Medical Marijuana Access Point Has Drive-Thru Window


Steve Elliott ~alapoet~
This collective, in Olympia, Washington, is a real innovator among medical marijuana access points

Washington’s Sonshine Organics Also Features A Marijuana Farmer’s Market Twice A Month

A medical marijuana access point in Olympia, Washington, has taken convenience to the next level, opening a drive-through window for patients.

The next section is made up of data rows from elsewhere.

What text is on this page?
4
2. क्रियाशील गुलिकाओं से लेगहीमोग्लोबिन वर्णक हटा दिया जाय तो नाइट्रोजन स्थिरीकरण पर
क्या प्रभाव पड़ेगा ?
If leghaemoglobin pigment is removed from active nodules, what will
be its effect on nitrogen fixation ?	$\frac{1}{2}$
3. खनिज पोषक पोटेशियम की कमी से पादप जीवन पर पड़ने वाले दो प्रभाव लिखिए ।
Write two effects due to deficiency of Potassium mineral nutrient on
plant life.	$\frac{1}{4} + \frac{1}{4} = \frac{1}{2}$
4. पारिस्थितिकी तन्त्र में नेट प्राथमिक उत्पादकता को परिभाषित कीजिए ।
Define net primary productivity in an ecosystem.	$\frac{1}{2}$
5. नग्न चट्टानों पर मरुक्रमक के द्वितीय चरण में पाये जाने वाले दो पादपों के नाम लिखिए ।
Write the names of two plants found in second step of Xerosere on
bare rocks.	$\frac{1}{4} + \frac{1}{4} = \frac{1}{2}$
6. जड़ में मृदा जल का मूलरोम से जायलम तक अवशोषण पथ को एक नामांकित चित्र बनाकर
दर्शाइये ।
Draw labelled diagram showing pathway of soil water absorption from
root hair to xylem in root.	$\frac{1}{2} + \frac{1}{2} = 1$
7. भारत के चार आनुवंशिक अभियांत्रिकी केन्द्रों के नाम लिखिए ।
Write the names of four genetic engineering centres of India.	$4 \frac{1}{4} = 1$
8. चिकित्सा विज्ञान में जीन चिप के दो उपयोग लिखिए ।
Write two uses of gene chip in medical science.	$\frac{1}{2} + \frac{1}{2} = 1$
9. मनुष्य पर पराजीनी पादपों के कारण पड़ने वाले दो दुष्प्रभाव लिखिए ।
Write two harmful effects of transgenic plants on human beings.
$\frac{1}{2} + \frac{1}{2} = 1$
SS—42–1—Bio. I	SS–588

Having visited about 70 collectives now in my capacity as “Toke Signals” marijuana/dispensaries reviewer for the Seattle Weekly, the drive-through window at Sonshine Organics is a feature I’ve never seen before. To my knowledge, this is the first one in the Pacific Northwest.
According to Sonshine’s Sarena Haskins, the drive-through window is open on Fridays and Saturdays for the convenience of patients. “For example, busy mothers who don’t want to leave their kids in the car,” she told me.

Steve Elliott ~alapoet~
Sonshine’s drive-through window menu: Marijuana for mom; ice cream for the kids

Sonshine, at 3211 Yelm Highway SE in Olympia, also hosts the Washington Farmer’s Market, which gets growers, medibles vendors and patients together in a very community-oriented atmosphere. While lots of people on the medical marijuana scene use the word “community,” some of them actually work to build one, and that’s definitely what’s going on here.
The Washington Farmer’s Market, held from 10:30 to 5:30 he first and third Saturday of the month, features a friendly group of vendors and regular patients I see almost every time I go. Far from being insular and exclusive, though, the folks at the Market warmly welcome newcomers; from the very first time I visited last year, I felt at home.
The Market usually includes about 20 vendor tables, offering a variety of cannabis flowers, concentrates, topicals and medibles. That variety is extremely empowering to patients; good old-fashioned competition helps keep prices low and quality high, and many vendors offer on-the-spot sampling.

Steve Elliott ~alapoet~
Not to be missed were the potent medicated treats at The Magik Chef’s table

On my latest visit to the Market on July 7, I was quick to donate for some excellent Gold Jack (Colombian Gold x Jack Herer), a comely and energetic sativa, on the Blue Moon table. I enjoyed a delicious medicated barbecue pork sandwich prepared by Bilbus Yeoldshire, a regular vendor at the market.
The sweet, tangy flavor gave no hint of the barbecue’s potency, but about an hour later a deep calm suffused me, and I realized that was one righteous sandwich. You’d have a hard time finding a better medicated value anywhere for five bucks.
Also not to be missed were the potent medicated treats, including white chocolates, caramel cups, and peanut butter cups, at The Magik Chef’s table. While lots of medibles out there are severely lacking in potency — especially for those of us who have quite a tolerance for cannabis — Magik Chef treats pack a real punch, and many patients are reporting they’re great for pain relief, which has been my experience as well.

Washington Farmer’s Market’s Sarena Haskins with Toke of the Town editor Steve Elliott in Hoodsport

There’s much more to the Washington Farmer’s Market than the vendors. The Sonshine Organics crew (a courteous and helpful bunch of folks) makes sure patients are entertained while they’re at the market. For all the world, this innovative approach reminds me of an old-time “flea market” back in Alabama, except with marijuana.
Almost every market features live music in the smoking lounge by the likes of Kim Archer, an absolutely stunning entertainer who combines equal parts Joan Armatrading and Melissa Etheridge. (Yes, I said “smoking lounge.” Patients can consume casnnabis on-site at the Market — and hear live music while doing so.) Special events also often feature magicians, comedians, and even dancers; there’s never a dull moment around this place.
Markets will be held in beautifully scenic Hoodsport, Washington, at the waterfront, across the road from the Model T Tavern, on August 11 and September 8.
“This is the way it should be everywhere, all the time,” my friend and fellow patient Doc said dreamily as we left the Market. I agree.